Note that we do not forbid the use of protected member functions that return a const reference or pointer to member data though it is more convenient to provide direct access to those data for derived classes. See also Rec. 22.


Rec. 40.Avoid inheritance for parts-of relations.

A common mistake is to use multiple inheritance for parts-of relations (when an object consists of several other objects, these are inherited instead of using instance variables). This can result in strange class hierarchies and less flexible code. In C++ there may be an arbitrary number of instances of a given type; if inheritance is used, direct inheritance from a class may only be used once.


Rule 47.Do not attempt to create an instance of a class template or to use function template providing a type that does not define the member functions that the class or function template, according to its documentation, requires.

Rule 48.Use an explicit specialization of a class or function template for a specific type instead of deducing the template argument, if it is necessary.
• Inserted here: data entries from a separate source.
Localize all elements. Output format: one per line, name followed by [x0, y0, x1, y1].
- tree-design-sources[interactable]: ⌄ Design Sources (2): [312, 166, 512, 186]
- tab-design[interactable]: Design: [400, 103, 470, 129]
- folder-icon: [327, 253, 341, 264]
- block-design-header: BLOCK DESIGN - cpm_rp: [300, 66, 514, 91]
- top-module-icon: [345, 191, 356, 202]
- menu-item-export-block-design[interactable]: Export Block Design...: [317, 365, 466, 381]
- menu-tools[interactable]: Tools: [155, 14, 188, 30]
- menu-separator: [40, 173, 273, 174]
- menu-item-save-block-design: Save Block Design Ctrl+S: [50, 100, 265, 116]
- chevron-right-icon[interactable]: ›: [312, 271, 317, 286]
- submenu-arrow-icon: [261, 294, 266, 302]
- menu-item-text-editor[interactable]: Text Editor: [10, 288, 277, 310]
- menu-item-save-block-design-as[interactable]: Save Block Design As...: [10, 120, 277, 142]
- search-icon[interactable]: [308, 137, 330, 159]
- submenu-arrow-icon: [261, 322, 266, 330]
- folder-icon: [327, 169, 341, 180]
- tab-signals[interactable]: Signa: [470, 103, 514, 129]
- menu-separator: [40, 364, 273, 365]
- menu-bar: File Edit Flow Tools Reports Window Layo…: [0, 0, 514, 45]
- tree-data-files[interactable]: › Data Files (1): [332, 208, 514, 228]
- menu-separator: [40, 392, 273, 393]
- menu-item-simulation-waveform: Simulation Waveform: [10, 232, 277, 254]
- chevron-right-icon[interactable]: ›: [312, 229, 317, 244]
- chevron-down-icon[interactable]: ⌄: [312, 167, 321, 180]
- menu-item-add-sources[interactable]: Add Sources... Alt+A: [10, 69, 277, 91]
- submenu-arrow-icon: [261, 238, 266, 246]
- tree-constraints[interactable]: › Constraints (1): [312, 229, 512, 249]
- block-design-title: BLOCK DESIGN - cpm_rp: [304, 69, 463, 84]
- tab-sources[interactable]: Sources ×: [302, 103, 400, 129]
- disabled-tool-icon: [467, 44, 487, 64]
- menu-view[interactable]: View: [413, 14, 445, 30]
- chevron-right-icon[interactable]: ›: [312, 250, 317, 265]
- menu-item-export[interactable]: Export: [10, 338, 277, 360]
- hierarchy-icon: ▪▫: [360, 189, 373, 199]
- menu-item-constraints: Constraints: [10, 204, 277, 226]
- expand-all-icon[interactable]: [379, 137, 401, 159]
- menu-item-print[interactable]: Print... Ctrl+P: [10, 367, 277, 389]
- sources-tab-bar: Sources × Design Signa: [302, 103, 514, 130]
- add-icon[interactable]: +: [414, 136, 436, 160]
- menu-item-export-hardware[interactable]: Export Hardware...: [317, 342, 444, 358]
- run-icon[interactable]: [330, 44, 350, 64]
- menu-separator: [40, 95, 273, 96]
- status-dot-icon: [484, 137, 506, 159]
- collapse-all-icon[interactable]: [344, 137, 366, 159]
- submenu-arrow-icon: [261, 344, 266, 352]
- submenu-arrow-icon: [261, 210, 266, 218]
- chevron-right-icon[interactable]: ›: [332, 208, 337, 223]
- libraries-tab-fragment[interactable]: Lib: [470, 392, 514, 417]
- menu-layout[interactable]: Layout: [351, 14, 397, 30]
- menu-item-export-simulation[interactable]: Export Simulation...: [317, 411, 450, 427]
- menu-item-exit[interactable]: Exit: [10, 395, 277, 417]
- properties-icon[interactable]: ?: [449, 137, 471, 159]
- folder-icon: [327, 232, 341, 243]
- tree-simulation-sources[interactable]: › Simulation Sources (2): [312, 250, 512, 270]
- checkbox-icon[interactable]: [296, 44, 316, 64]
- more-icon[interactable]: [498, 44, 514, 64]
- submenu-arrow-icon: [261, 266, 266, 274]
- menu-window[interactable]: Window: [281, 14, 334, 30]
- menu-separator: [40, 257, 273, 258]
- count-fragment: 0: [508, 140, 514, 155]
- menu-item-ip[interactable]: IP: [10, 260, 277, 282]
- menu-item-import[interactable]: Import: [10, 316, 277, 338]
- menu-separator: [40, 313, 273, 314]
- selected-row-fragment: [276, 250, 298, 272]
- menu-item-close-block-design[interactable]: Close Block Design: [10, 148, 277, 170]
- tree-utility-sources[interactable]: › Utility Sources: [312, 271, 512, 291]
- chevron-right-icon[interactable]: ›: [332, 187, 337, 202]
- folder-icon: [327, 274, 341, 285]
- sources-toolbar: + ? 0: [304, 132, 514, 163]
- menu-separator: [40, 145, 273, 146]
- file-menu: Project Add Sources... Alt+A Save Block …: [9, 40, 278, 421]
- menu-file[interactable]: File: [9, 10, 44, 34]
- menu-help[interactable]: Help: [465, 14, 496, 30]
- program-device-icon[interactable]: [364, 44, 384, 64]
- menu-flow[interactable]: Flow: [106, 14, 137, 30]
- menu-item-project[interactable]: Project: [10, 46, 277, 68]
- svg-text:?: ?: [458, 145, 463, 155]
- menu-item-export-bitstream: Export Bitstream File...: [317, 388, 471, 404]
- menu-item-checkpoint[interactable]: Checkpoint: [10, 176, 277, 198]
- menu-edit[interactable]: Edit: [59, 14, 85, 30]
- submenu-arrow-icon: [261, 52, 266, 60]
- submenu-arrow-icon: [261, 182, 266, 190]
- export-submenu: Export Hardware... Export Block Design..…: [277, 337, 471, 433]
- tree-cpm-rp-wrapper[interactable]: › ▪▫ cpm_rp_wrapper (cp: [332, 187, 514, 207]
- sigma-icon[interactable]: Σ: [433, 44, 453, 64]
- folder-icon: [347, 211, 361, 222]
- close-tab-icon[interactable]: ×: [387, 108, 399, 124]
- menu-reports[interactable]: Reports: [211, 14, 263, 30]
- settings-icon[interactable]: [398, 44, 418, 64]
Exception:If the compiler does not support explicit specifications, deduce the template argument instead.

Rec. 41.Take care to avoid multiple definition of overloaded functions in conjunction with the instantiation of a class template.

It is not possible in C++ to specify requirements for type arguments for class templates and function templates. It may imply that the type chosen by the user does not comply with the interface as required by the template. For example, a class template may require that a type argument have a comparison operator defined.

With a function or class template, you can define special behavior for a specific type by providing an explicit specialization (override) of the template. On the other hand, you can do the same using the old syntax and just deducing the template argument. Avoid the old messy syntax using the explicit specialization that is much clearer. See also Example 38andRule 49.

Another problem with type templates can arise for overloaded functions. If a function is overloaded, there may be a conflict if the element type appears explicitly in one of these. For example, two functions can have the type intas an argument. The compiler may complain about this, but there is a risk that the designer of the class does not notice it. In cases where there is a risk for multiple definition of member functions, this must be carefully documented. SeeExample 39.